Wireless Security Survey

[The_Techie]

Hi guys

This thread only applies to people connecting wirelessly to a router. I am conducting a survey about wireless security.

If you are willing to participate: Please state which type of encryption you are using (WEP, WPA-PSK, what have you) as well as the key length (bits for WEP and characters for WPA). Disclaimer: I don't want you key, only it's length! PLEASE DON'T POST YOUR KEY AS I AM NOT INTERESTED IN IT!

Thanks

 

[Syndyre]

WPA-PSK, key length: 12 chars

 

[Nickste]

WPA-PSK
Key Length: 17 chars

 

[The_Techie]

Do any of you guys use the rekey function on your routers?

 

[Syndyre]

No.

 

[The_Techie]

No.

Can you PLEASE tell me what it does? I'm at a loss...

 

[Syndyre]

I'm not sure to be honest, haven't even seen it in my router settings.

 

[Syndyre]

But Google knows all, take a look here:

http://articles.techrepublic.com.com/5100-1035_11-5060773.html
http://www.short-media.com/forum/archive/index.php/t-4023.html

 

[The_Techie]

Thanks, will read through those.

 

[The_Techie]

Also, which encryption standard do you guys use, AES or TKIP?

 

[supersunbird]

WEP 152bit

 

[The_Techie]

WEP 152bit

How long would your key be with 152-bit WEP?

 

[w1z4rd]

WPA2 + MAC filtering + No SSID broadcast

 

[The_Techie]

Whoops

Whoops, forgot to post my own details

WPA-PSK (63 Random Characters, AES)
MAC Address Filtering
Router Firewall
DoS Protection

 

[supersunbird]

How long would your key be with 152-bit WEP?

I dont care, just had a website generate one for me...

 

[w1z4rd]

collin.m writes in with news of results out of Darmstadt. Erik Tews and others there have demonstrated how to recover a 104-bit WEP key in under a minute, requiring the capture of fewer than 10% the number of packets the previous best method called for. The paper is here (PDF). Quoting: "We were able to extend Klein's attack and optimize it for usage against WEP. Using our version, it is possible to recover a 104 bit WEP key with probability 50% using just 40,000 captured packets... for 85,000 data packets [the success probability is] about 95%... 40,000 packets can be captured in less than one minute under good condition.
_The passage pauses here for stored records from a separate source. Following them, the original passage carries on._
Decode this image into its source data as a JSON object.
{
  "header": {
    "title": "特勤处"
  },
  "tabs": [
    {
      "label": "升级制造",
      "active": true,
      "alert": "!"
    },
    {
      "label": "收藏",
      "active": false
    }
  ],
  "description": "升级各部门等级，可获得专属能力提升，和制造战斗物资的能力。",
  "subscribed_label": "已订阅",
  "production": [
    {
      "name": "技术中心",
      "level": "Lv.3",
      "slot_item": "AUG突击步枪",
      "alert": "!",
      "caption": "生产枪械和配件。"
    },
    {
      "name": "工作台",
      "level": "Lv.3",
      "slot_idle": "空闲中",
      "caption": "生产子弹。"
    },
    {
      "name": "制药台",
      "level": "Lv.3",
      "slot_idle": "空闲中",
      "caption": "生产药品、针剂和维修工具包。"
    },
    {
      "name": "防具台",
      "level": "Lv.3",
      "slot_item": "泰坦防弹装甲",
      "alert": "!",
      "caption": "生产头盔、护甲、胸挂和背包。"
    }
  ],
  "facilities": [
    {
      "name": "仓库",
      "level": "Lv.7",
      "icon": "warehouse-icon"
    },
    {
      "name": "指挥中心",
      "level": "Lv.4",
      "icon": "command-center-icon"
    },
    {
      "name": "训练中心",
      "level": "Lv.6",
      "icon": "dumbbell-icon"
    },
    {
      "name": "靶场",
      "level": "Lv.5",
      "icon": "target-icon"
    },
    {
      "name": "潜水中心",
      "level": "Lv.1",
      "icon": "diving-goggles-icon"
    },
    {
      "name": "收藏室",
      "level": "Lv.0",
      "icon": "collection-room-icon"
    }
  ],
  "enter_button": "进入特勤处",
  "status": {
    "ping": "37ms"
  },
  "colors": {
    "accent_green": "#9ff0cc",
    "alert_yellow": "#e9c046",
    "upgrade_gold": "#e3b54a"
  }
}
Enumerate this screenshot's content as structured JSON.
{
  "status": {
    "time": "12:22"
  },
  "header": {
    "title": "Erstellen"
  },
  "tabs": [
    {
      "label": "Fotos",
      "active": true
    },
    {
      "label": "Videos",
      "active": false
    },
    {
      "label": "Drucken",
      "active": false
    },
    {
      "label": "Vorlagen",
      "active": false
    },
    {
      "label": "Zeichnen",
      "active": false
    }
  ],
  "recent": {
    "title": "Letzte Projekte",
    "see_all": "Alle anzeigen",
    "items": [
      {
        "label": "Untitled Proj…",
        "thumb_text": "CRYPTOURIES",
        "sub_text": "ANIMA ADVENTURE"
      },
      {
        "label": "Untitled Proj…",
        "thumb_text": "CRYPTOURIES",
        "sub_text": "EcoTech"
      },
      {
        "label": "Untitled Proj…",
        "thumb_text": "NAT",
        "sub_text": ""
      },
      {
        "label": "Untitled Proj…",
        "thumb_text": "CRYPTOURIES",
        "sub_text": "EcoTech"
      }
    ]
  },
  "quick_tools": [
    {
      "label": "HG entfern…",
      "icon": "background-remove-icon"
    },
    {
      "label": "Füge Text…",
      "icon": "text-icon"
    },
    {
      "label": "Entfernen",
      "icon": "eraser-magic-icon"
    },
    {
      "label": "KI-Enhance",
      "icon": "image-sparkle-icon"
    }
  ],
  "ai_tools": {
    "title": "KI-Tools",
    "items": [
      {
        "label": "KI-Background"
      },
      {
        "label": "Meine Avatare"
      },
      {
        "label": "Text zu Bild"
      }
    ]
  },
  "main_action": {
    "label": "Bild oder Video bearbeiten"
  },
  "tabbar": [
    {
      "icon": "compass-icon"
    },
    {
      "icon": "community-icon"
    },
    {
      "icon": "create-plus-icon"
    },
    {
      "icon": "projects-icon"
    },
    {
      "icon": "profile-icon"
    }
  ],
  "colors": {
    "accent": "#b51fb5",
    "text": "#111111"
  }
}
The actual computation takes about 3 seconds and 3 MB main memory on a Pentium-M 1.7 GHz..."

http://hardware.slashdot.org/article.pl?sid=07/04/03/2116239

 

[The_Techie]

That reminds me, a guy calculated the time it would take to brute-force a WPA-PSK passphrase if you had the actual encrypted data that had the passphrase stored in it (captured during the 4-way handshake). Since you can't get the passphrase from continued capture of packets since the key is changed almost every 10,000 packets, you have to brute-force your way in with the actual passphrase (unless you can launch a dictionary attack). But I am assuming that you are creating your passphrases with random characters.

Well, the amount of years needed to brute-force a passphrase with a single top-spec computer is as follows (I'll only show you the passphrases consisting of 7, 12, 14, 20 and 63 characters):

7 characters: 12.4 years
12 characters: 750,788,352 years
14 characters: 973,021,704,192 years
20 characters: 2,118,056,458,229,760,000,000 years
63 characters: 17,658,144,456,067,000,000,000,000,000,000,000,000,000,000,000,000,000,000,000,000,000,000,000,000,000,000,000,000,000 years

Makes for some interesting reading, doesn't it?

 

[ID10T]

I have
mac filtering
WPA - 63 chars
hardwired firewall

 

[edc]

MAC filtering only.

 

[The_Techie]

MAC filtering only.

How many PCs are allowed on your network through MAC address filtering? We have MAC address filtering set up to only allow the 5 PCs spesified by us on our network.